Last week’s Fusuma side-story is followed by another side-story on Ushio and Tora’s journey to Hokkaido, and the show continues to prove it’s imminently competant at entertaining standalone stories that are part and parcel of Ushio’s new role in the world as a keeper of balance.
This week’s tale involve a family of fox-like Kamaitachi youkai siblings, two of whom are trying to reign in their wild, murderous brother Juurou, whom we meet as he rips the roof off a Honda, lopping off the heads of its occupants in the process. Kagari and Raishin are the sensible, older siblings, who test Ushio then bring him to their home in the forest.
They don’t mince a bunch of words: they want Ushio to kill Juurou, before he kills enough humans to incite a reaction that will wipe out all kamaitachi. That being said, it’s never clear whether these three are all that’s left of their kind. All we know is, Raishin and particularly Kagari are immensely proud youkai, and while they love their brother (Kagari lops Tora’s arm off when he speaks ill of him), killing humans without reason is wrong.
Of course, when Juurou shows up, looking every inch the troubled, rebellious baby brother, he gives his reasons: every time he and his siblings are settled and content, the humans come and build something, destroying their home in the process and making them flee. He’s sick of it, and he’s become consumed by hatred, both of humans and for himself for not being strong enough to stop them. All he can do is lash out indiscriminately, treating all humans as guilty.

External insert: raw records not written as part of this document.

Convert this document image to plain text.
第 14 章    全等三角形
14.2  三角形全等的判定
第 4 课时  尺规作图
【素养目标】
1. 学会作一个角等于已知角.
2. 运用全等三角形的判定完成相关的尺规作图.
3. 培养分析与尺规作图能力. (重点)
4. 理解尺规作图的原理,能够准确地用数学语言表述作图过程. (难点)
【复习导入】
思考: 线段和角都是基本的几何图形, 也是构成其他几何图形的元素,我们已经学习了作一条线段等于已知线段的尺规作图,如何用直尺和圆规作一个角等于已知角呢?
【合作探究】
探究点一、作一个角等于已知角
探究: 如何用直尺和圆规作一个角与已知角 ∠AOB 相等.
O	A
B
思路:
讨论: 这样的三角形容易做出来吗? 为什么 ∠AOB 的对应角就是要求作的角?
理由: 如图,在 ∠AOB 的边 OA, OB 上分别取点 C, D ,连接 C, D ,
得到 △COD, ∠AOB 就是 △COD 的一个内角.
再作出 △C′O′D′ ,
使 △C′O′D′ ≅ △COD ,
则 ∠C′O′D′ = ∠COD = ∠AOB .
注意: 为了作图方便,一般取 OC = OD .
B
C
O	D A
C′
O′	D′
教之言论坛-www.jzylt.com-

Ushio can’t let that stand, so he rushes Juurou, but runs into a spot of trouble when he’s FRIKKIN’ KILLED. The look on Tora’s face when he realizes Ushio has died, and the panic that seems to course through him until Kagari heals him, is more evidence that Ushio and Tora are Best Frenemies Forever. I also like how Ushio dies, if only temporarily, even in a side-story episode. His life is a lot more dangerous. Fortunately, he’s an extremely tough kid, and they come right back at Juurou before he can kill any more humans.
Once Ushio has met Juurou, he can relate to the hatred of having something he loved taken away—in his case, a “dangerous” jungle gym that was dismantled after a kid fell off it. Ushio’s always been the kind of guy who learns lessons by falling off or into things, perhaps not entirely sensitive to the frailer youths around him. But I can imagine being his age and losing something that cool would be devastating, even if it’s not the same scale as the Kamaitachi losing multiple homes to human development.
The site of the still under-construction freeway becomes a battlefield, but a sequence of events, from Juurou tearing off a big side of a rocky cliff to a truck falling on Kagari and Raishin and its gas leaking out, to the construction workers accidentally igniting the fuel with his cigarette, the situation just grows more and more tense. But Ushio and Tora keep the rock and truck from crushing Juurou’s family, and even a few construction workers hear Ushio’s pleas for help and are able to lift the truck off the Kamaitachi.
It’s a night that shows Juurou the better side of humans, and that morning Ushio vows to find him and his brother and sister a new place to live where they’ll be safe. Juurou says that would be great, but leaps out to attack Ushio anyway, getting stabbed through the heart with the Beast Spear in the process.
There’s no happy ending here for the family of Kamaitachi, as perhaps Juurou believed it was too late for him, after all the killing he did and pain he endured. But hearing Ushio simply acknowledge the magnitude of what humans did to him, and earnestly apologizing, helped Juurou die a marginally happy youkai.